Type 5 is an impaction fracture of the entire growth plate.
Type | Relative frequency | Prognosis for normal growth | |
---|---|---|---|
Upper limb | Lower limb | ||
1 | 8% | Satisfactory | The likelihood of a growth complication is higher for all types of Salter–Harris injury as compared with the upper limb. |
2 | 73% | Satisfactory | |
3 | 6% | Satisfactory | |
4 | 12% | Guarded | |
5 | 1% | Poor |
SH 1 | = S | is Separated (a widened physis) |
SH 2 | = A | is Above the growth plate |
SH 3 | = L | is beLow the growth plate |
SH 4 | = T | is Through the growth plate |
= E | is for nothing! | |
SH 5 | = R | has a Rammed together growth plate |
Fracture restricted to the growth plate.
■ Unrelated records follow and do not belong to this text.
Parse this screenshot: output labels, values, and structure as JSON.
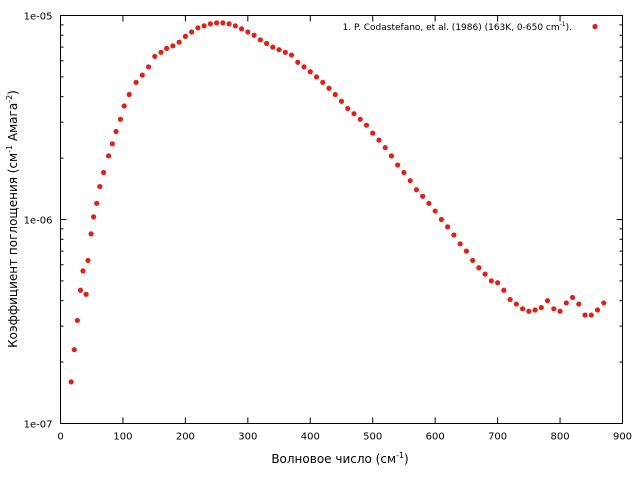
{
  "chart_data": {
    "type": "scatter",
    "xlabel": {
      "base": "Волновое число (см",
      "sup": "-1",
      "tail": ")"
    },
    "ylabel": {
      "base": "Коэффициент поглощения (см",
      "sup1": "-1",
      "mid": " Амага",
      "sup2": "-2",
      "tail": ")"
    },
    "xlim": [
      0,
      900
    ],
    "ylim": [
      1e-07,
      1e-05
    ],
    "yscale": "log",
    "grid": false,
    "legend_position": "top-right",
    "x_ticks": [
      0,
      100,
      200,
      300,
      400,
      500,
      600,
      700,
      800,
      900
    ],
    "y_ticks": [
      {
        "value": 1e-07,
        "label": "1e-07"
      },
      {
        "value": 1e-06,
        "label": "1e-06"
      },
      {
        "value": 1e-05,
        "label": "1e-05"
      }
    ],
    "series": [
      {
        "name": "1. P. Codastefano, et al. (1986) (163K, 0-650 cm-1).",
        "legend": {
          "base": "1. P. Codastefano, et al. (1986) (163K, 0-650 cm",
          "sup": "-1",
          "tail": ")."
        },
        "color": "#e0201b",
        "points": [
          [
            17,
            1.6e-07
          ],
          [
            22,
            2.3e-07
          ],
          [
            27,
            3.2e-07
          ],
          [
            32,
            4.5e-07
          ],
          [
            36,
            5.6e-07
          ],
          [
            41,
            4.3e-07
          ],
          [
            44,
            6.3e-07
          ],
          [
            49,
            8.5e-07
          ],
          [
            53,
            1.03e-06
          ],
          [
            58,
            1.2e-06
          ],
          [
            63,
            1.45e-06
          ],
          [
            69,
            1.7e-06
          ],
          [
            77,
            2.05e-06
          ],
          [
            83,
            2.35e-06
          ],
          [
            89,
            2.7e-06
          ],
          [
            96,
            3.1e-06
          ],
          [
            102,
            3.6e-06
          ],
          [
            110,
            4.1e-06
          ],
          [
            121,
            4.7e-06
          ],
          [
            131,
            5.1e-06
          ],
          [
            141,
            5.6e-06
          ],
          [
            151,
            6.3e-06
          ],
          [
            161,
            6.6e-06
          ],
          [
            170,
            6.9e-06
          ],
          [
            180,
            7.1e-06
          ],
          [
            190,
            7.4e-06
          ],
          [
            200,
            7.9e-06
          ],
          [
            210,
            8.3e-06
          ],
          [
            220,
            8.7e-06
          ],
          [
            230,
            8.9e-06
          ],
          [
            240,
            9.1e-06
          ],
          [
            250,
            9.2e-06
          ],
          [
            260,
            9.2e-06
          ],
          [
            270,
            9.1e-06
          ],
          [
            280,
            8.9e-06
          ],
          [
            290,
            8.6e-06
          ],
          [
            300,
            8.3e-06
          ],
          [
            310,
            8e-06
          ],
          [
            320,
            7.6e-06
          ],
          [
            330,
            7.3e-06
          ],
          [
            340,
            7e-06
          ],
          [
            350,
            6.8e-06
          ],
          [
            360,
            6.6e-06
          ],
          [
            370,
            6.4e-06
          ],
          [
            380,
            5.9e-06
          ],
          [
            390,
            5.6e-06
          ],
          [
            400,
            5.3e-06
          ],
          [
            410,
            5e-06
          ],
          [
            420,
            4.7e-06
          ],
          [
            430,
            4.4e-06
          ],
          [
            440,
            4.1e-06
          ],
          [
            450,
            3.8e-06
          ],
          [
            460,
            3.5e-06
          ],
          [
            470,
            3.3e-06
          ],
          [
            480,
            3.1e-06
          ],
          [
            490,
            2.9e-06
          ],
          [
            500,
            2.65e-06
          ],
          [
            510,
            2.45e-06
          ],
          [
            520,
            2.25e-06
          ],
          [
            530,
            2.05e-06
          ],
          [
            540,
            1.85e-06
          ],
          [
            550,
            1.7e-06
          ],
          [
            560,
            1.55e-06
          ],
          [
            570,
            1.4e-06
          ],
          [
            580,
            1.3e-06
          ],
          [
            590,
            1.2e-06
          ],
          [
            600,
            1.1e-06
          ],
          [
            610,
            1e-06
          ],
          [
            620,
            9.2e-07
          ],
          [
            630,
            8.4e-07
          ],
          [
            640,
            7.6e-07
          ],
          [
            650,
            7e-07
          ],
          [
            660,
            6.3e-07
          ],
          [
            670,
            5.8e-07
          ],
          [
            680,
            5.4e-07
          ],
          [
            690,
            5e-07
          ],
          [
            700,
            4.9e-07
          ],
          [
            710,
            4.5e-07
          ],
          [
            720,
            4.05e-07
          ],
          [
            730,
            3.85e-07
          ],
          [
            740,
            3.65e-07
          ],
          [
            750,
            3.55e-07
          ],
          [
            760,
            3.6e-07
          ],
          [
            770,
            3.7e-07
          ],
          [
            780,
            4e-07
          ],
          [
            790,
            3.65e-07
          ],
          [
            800,
            3.55e-07
          ],
          [
            810,
            3.9e-07
          ],
          [
            820,
            4.15e-07
          ],
          [
            830,
            3.85e-07
          ],
          [
            840,
            3.4e-07
          ],
          [
            850,
            3.4e-07
          ],
          [
            860,
            3.6e-07
          ],
          [
            870,
            3.9e-07
          ]
        ]
      }
    ]
  }
}
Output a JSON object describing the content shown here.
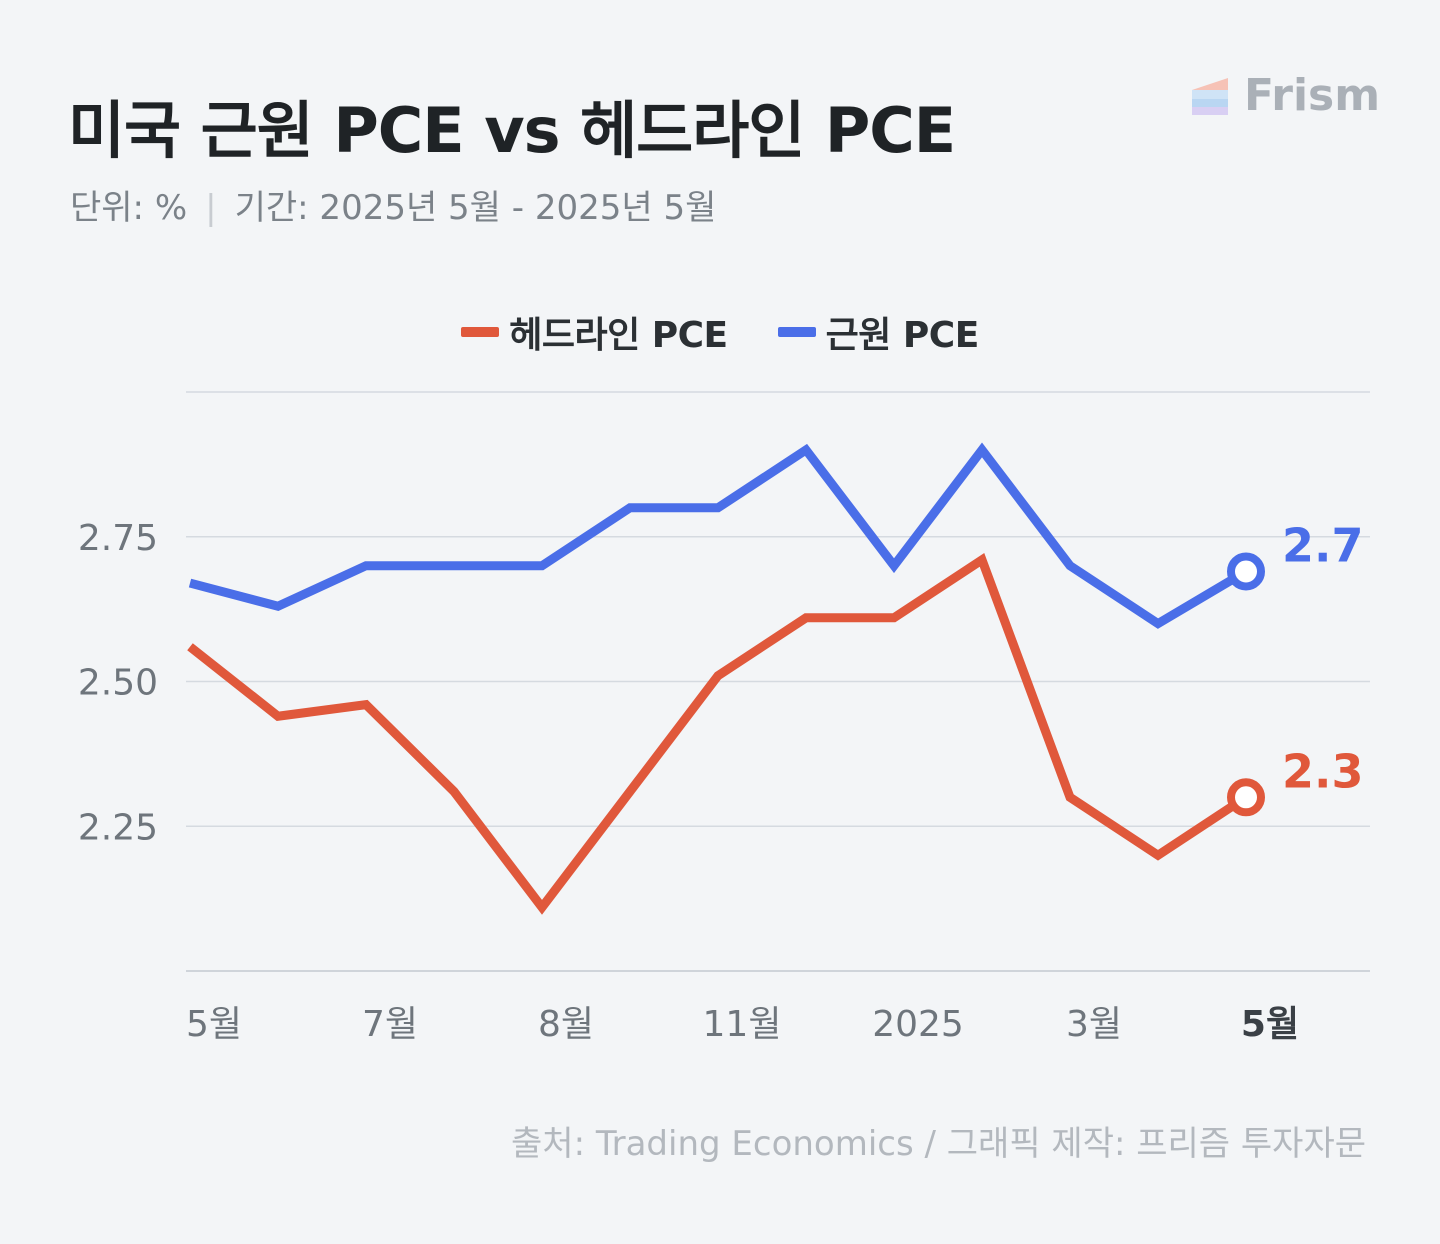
{
  "title": "미국 근원 PCE vs 헤드라인 PCE",
  "subtitle": {
    "unit": "단위: %",
    "separator": "|",
    "period": "기간: 2025년 5월 - 2025년 5월"
  },
  "logo": {
    "text": "Frism"
  },
  "source": "출처: Trading Economics  / 그래픽 제작: 프리즘 투자자문",
  "colors": {
    "headline": "#e0583b",
    "core": "#4a6ee8",
    "grid": "#d5dae0",
    "axis_text": "#6e757c",
    "background": "#f3f5f7"
  },
  "chart_data": {
    "type": "line",
    "title": "미국 근원 PCE vs 헤드라인 PCE",
    "unit": "%",
    "legend_position": "top-center",
    "grid": true,
    "ylim": [
      2.0,
      3.0
    ],
    "y_ticks": [
      2.25,
      2.5,
      2.75
    ],
    "y_tick_labels": [
      "2.25",
      "2.50",
      "2.75"
    ],
    "x_tick_labels": [
      {
        "index": 0,
        "label": "5월",
        "bold": false
      },
      {
        "index": 2,
        "label": "7월",
        "bold": false
      },
      {
        "index": 4,
        "label": "8월",
        "bold": false
      },
      {
        "index": 6,
        "label": "11월",
        "bold": false
      },
      {
        "index": 8,
        "label": "2025",
        "bold": false
      },
      {
        "index": 10,
        "label": "3월",
        "bold": false
      },
      {
        "index": 12,
        "label": "5월",
        "bold": true
      }
    ],
    "series": [
      {
        "key": "headline",
        "name": "헤드라인 PCE",
        "color": "#e0583b",
        "values": [
          2.56,
          2.44,
          2.46,
          2.31,
          2.11,
          2.31,
          2.51,
          2.61,
          2.61,
          2.71,
          2.3,
          2.2,
          2.3
        ],
        "end_label": "2.3"
      },
      {
        "key": "core",
        "name": "근원 PCE",
        "color": "#4a6ee8",
        "values": [
          2.67,
          2.63,
          2.7,
          2.7,
          2.7,
          2.8,
          2.8,
          2.9,
          2.7,
          2.9,
          2.7,
          2.6,
          2.69
        ],
        "end_label": "2.7"
      }
    ]
  }
}
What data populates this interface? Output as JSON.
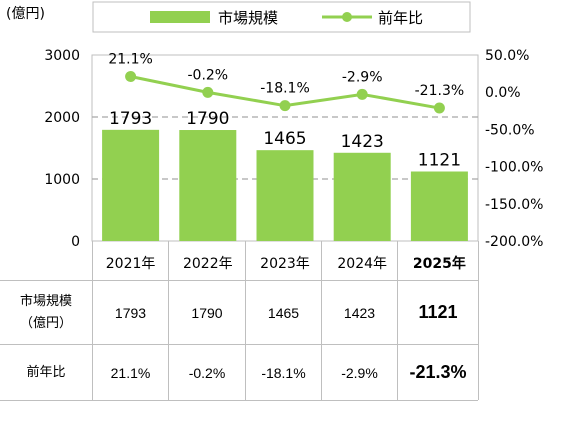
{
  "chart_data": {
    "type": "bar",
    "y_unit": "(億円)",
    "legend": {
      "bar_label": "市場規模",
      "line_label": "前年比",
      "position": "top"
    },
    "categories": [
      "2021年",
      "2022年",
      "2023年",
      "2024年",
      "2025年"
    ],
    "series": [
      {
        "name": "市場規模",
        "type": "bar",
        "axis": "left",
        "color": "#92d050",
        "values": [
          1793,
          1790,
          1465,
          1423,
          1121
        ],
        "labels": [
          "1793",
          "1790",
          "1465",
          "1423",
          "1121"
        ]
      },
      {
        "name": "前年比",
        "type": "line",
        "axis": "right",
        "color": "#92d050",
        "values": [
          21.1,
          -0.2,
          -18.1,
          -2.9,
          -21.3
        ],
        "labels": [
          "21.1%",
          "-0.2%",
          "-18.1%",
          "-2.9%",
          "-21.3%"
        ]
      }
    ],
    "y_left": {
      "min": 0,
      "max": 3000,
      "ticks": [
        "0",
        "1000",
        "2000",
        "3000"
      ]
    },
    "y_right": {
      "min": -200,
      "max": 50,
      "ticks": [
        "50.0%",
        "0.0%",
        "-50.0%",
        "-100.0%",
        "-150.0%",
        "-200.0%"
      ]
    },
    "grid": "dashed horizontal at 1000 and 2000",
    "highlight_category": "2025年"
  },
  "table": {
    "row1_header_line1": "市場規模",
    "row1_header_line2": "（億円）",
    "row2_header": "前年比",
    "row1_values": [
      "1793",
      "1790",
      "1465",
      "1423",
      "1121"
    ],
    "row2_values": [
      "21.1%",
      "-0.2%",
      "-18.1%",
      "-2.9%",
      "-21.3%"
    ]
  }
}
In this patient the epiphysis is displaced posteriorly.
Note: Many type 1 fractures do not show displacement of the epiphysis, making it impossible to detect the injury to the growth plate from the radiographs. Prognosis in these cases is invariably very good.
Impaction fracture of the entire growth plate. There is little or no malalignment and it is usually impossible to make the diagnosis on the initial radiographs. This is the most significant of the Salter–Harris injuries. The plate may fuse prematurely with consequent limb shortening. The diagnosis, and consequently optimal management, depends on a high degree of suspicion following clinical examination.
When a child's long bone is subjected to a longitudinal compression force (such as a fall on an outstretched hand), this can result in two common but different types of injury in the region of the metaphysis and proximal diaphysis.
Torus fracture
Greenstick fracture
Results from a longitudinal compression force with little or no angulation. The axial loading is distributed evenly across the metaphysis (right). There are microfractures of the trabeculae at the injured site.
The commonest sites for a torus fracture are the distal radius and/or ulna.
The fracture is often subtle and appears as a ripple, a wave, an indent or a slight bump/bulge in the cortex. The bulge may be seen at both cortices or at one cortex only.